French Catholic social aid organisation

Secours Catholique (French for ), also known as Secours Catholique – Caritas France, is a French not-for-profit organisation. It works to alleviate problems of poverty and exclusion of all sections of the population and seeks to promote social justice. Secours catholique is a service of the Catholic Church in France.

It is a member of both Caritas Europa and Caritas Internationalis.

== History ==

Secours Catholique was established in 1946 on the occasion of the Lourdes pilgrimage, with the return of 100,000 prisoners and deportees. It was founded by the French priest Jean Rodhain, former chaplain to prisoners of war, with the approval of the Assembly of Cardinals and Archbishops of France. His goal was to work with volunteers to support persons experiencing poverty without distinction of race, religion or nationality. In 1954, the organisation created its first Cité providing accommodation for workers from the Maghreb. Later, many other such establishments were created for people in precarious situations, the homeless, disabled people and migrants.

In 1962, Secours Catholique received reconnu d'utilité publique status which brought with it certain advantages related to donations.

In the 1970s and 1980s, in the context of rising unemployment and new precariousness, Secours Catholique urged the public authorities to initiate social justice policies to combat the causes of poverty.

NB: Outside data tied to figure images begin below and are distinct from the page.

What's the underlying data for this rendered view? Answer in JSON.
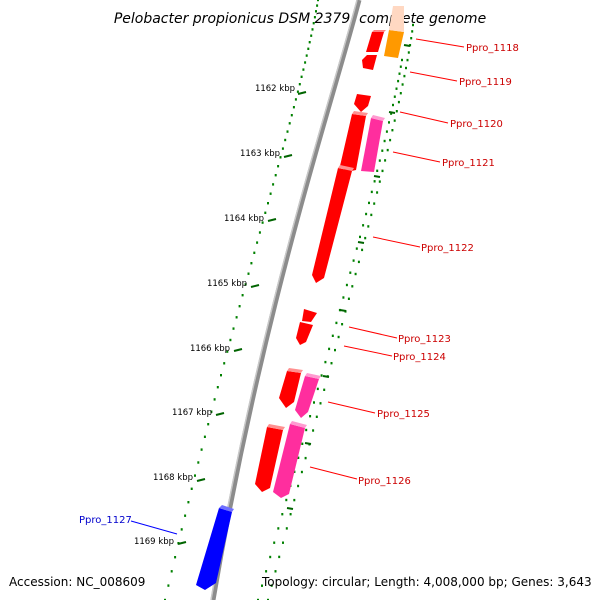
{
  "title": "Pelobacter propionicus DSM 2379, complete genome",
  "accession": "Accession: NC_008609",
  "summary": "Topology: circular; Length: 4,008,000 bp; Genes: 3,643",
  "colors": {
    "backbone": "#9a9a9a",
    "backbone_highlight": "#333333",
    "tick_dots": "#008000",
    "gene_red": "#ff0000",
    "gene_pink": "#ff2e9e",
    "gene_orange": "#ff9900",
    "gene_peach": "#ffd8c2",
    "gene_blue": "#0000ff",
    "label_red": "#cc0000",
    "label_blue": "#0000cc"
  },
  "kbp_ticks": [
    "1162 kbp",
    "1163 kbp",
    "1164 kbp",
    "1165 kbp",
    "1166 kbp",
    "1167 kbp",
    "1168 kbp",
    "1169 kbp"
  ],
  "genes": [
    {
      "label": "Ppro_1118",
      "color": "label_red"
    },
    {
      "label": "Ppro_1119",
      "color": "label_red"
    },
    {
      "label": "Ppro_1120",
      "color": "label_red"
    },
    {
      "label": "Ppro_1121",
      "color": "label_red"
    },
    {
      "label": "Ppro_1122",
      "color": "label_red"
    },
    {
      "label": "Ppro_1123",
      "color": "label_red"
    },
    {
      "label": "Ppro_1124",
      "color": "label_red"
    },
    {
      "label": "Ppro_1125",
      "color": "label_red"
    },
    {
      "label": "Ppro_1126",
      "color": "label_red"
    },
    {
      "label": "Ppro_1127",
      "color": "label_blue"
    }
  ]
}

Since then, the organisation has also provided national and international support to the people impacted by large scale emergencies in France and abroad, including to the victims of the 2004 Indian Ocean tsunami, the 2010 Haiti earthquake, the most vulnerable persons impacted by the COVID-19 pandemic in France and the Ukrainian refugees arriving in France after the 2022 Russian invasion of Ukraine.

== Structure and work ==

In France, Secours Catholique covers the whole country through its 3,500 local teams divided into 72 local offices called delegations. It carries out its activities with the help of 900 employees and 59,000 volunteers.

In addition to its work in France, Secours Catholique also work internally by supporting the development cooperation and humanitarian relief efforts of its partner organisations around the world. The organisation is one of the NGO partners of DG ECHO.